- Reign: 800 — 812/822
- Predecessor: Stephanos I
- Issue: Stephanos II, Sparama wife of Atrnerseh
- Dynasty: Mihranids
- Father: Stephanos I
- Religion: Church of Caucasian Albania

= Varaz-Tiridates II =

Varaz-Trdat II was the last Mihranid king of Caucasian Albania from 800 to 812/822 and the son of the previous ruler Stephanos I.

== Life ==

After the death of his father in 800, he becomes the new ruler of the Gardman region and the northern part of Caucasian Albania. He continued to rely on an alliance with the Khazar Khaganate, which controlled the Derbent region. In alliance with the Khazars and Armenian princes he opposed the Caliphate.

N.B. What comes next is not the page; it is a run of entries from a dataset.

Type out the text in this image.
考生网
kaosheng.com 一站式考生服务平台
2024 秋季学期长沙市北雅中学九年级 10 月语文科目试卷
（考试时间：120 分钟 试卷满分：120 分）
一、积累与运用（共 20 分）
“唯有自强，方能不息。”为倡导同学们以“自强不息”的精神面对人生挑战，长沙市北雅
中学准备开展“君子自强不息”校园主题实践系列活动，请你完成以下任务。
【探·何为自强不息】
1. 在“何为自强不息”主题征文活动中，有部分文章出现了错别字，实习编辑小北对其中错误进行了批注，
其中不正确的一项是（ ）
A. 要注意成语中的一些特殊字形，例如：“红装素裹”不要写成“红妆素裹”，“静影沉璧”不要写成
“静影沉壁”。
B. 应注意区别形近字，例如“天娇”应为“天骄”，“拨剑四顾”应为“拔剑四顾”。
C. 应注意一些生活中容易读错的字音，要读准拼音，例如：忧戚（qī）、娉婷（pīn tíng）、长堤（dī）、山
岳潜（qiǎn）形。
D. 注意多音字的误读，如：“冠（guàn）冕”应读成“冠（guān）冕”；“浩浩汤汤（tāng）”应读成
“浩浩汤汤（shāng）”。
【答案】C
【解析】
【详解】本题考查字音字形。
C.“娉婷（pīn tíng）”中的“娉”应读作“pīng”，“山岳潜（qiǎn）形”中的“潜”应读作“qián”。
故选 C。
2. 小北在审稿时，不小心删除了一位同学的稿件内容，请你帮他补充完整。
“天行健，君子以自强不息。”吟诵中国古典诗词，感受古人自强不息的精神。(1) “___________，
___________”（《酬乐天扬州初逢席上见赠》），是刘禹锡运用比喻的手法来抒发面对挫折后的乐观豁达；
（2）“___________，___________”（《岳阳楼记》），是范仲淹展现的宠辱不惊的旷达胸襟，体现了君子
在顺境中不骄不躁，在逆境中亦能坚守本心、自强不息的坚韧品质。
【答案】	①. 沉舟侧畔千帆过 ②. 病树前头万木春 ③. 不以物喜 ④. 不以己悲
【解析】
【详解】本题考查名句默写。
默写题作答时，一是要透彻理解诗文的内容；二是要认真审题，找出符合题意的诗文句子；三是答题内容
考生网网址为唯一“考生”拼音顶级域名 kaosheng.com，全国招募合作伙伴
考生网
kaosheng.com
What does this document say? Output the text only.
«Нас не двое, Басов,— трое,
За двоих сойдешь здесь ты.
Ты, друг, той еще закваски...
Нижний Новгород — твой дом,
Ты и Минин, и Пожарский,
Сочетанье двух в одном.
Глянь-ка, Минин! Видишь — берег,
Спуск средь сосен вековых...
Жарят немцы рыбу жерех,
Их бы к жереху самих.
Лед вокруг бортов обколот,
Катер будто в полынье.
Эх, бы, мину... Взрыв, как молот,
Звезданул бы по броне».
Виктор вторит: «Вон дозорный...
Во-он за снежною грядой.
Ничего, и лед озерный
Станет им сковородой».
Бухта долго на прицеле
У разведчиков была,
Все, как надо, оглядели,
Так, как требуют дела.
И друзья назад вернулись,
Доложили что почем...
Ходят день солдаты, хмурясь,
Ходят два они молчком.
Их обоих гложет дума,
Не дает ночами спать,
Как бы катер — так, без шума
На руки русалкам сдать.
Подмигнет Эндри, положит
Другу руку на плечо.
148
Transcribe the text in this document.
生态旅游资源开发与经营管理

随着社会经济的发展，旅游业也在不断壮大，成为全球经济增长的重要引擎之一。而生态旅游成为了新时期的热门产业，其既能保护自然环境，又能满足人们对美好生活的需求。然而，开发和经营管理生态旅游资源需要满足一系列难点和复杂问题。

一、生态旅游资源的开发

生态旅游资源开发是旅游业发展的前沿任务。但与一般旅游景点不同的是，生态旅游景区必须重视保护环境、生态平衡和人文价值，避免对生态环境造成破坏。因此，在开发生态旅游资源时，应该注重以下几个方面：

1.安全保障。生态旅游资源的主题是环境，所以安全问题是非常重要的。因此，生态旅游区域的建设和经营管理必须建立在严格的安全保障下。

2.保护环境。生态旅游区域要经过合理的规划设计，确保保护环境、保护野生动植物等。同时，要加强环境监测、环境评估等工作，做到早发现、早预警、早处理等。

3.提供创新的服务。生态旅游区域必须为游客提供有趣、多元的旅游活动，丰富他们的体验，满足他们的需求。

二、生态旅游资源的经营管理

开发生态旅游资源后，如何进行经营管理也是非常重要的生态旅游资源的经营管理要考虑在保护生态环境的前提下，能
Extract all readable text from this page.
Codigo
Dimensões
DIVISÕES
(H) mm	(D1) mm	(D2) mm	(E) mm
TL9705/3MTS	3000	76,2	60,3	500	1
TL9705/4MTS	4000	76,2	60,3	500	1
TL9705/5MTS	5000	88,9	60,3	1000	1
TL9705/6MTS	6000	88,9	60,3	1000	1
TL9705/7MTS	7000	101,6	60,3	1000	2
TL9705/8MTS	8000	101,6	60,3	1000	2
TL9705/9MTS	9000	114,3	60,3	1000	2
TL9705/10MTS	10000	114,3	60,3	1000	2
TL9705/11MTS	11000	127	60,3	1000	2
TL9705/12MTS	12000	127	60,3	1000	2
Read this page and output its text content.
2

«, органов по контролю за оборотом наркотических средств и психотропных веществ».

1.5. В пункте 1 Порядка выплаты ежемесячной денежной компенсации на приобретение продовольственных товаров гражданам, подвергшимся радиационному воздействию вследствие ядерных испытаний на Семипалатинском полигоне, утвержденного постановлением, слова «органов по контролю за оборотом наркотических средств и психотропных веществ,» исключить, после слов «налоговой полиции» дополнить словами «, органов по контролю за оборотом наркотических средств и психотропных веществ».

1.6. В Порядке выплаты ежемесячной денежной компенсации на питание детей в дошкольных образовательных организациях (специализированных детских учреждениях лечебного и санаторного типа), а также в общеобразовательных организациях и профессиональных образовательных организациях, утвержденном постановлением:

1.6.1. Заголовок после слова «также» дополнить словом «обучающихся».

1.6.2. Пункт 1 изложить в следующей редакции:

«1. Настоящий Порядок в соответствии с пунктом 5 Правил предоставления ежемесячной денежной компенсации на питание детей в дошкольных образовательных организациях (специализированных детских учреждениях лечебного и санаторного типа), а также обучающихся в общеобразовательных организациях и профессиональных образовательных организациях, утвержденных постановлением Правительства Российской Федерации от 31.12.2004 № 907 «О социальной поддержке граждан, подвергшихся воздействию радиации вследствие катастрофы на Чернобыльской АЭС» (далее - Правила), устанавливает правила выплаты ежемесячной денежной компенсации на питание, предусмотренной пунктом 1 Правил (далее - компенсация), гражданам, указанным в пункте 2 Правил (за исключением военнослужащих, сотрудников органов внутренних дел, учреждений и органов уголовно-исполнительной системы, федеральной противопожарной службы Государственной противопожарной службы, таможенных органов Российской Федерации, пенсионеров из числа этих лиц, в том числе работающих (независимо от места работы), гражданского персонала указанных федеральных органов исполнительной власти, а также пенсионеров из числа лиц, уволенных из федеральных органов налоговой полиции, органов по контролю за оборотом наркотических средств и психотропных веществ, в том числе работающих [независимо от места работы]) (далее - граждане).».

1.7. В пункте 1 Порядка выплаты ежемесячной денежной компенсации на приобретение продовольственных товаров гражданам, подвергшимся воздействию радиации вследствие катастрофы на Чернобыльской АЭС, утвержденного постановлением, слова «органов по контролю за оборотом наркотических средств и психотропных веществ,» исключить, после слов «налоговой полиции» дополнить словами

Movses Kaghankatvatsi in the History of the Caucasian Albanians reports that he was killed and describes the incident: "In the same year the lord Narseh P'ifippean slew Varaz-Trdat and slaughtered his son on his mother's breast, stealing all his possessions. This Varaz-Trdat was of the Mihrakan family which inherited Albania from father to son. He was the eighth ruler after Varaz-Grigor, the first prince of Albania".

Varaz-Tiridates’ widow, however, succeeded in fleeing to Artsalkh with her daughter Sparama and there arranged a marriage between this daughter and Atrnerseh, prince of Khatchen, son of Sahl ibn Sunbat. Thus, Gardman was united with the principality of Khachen.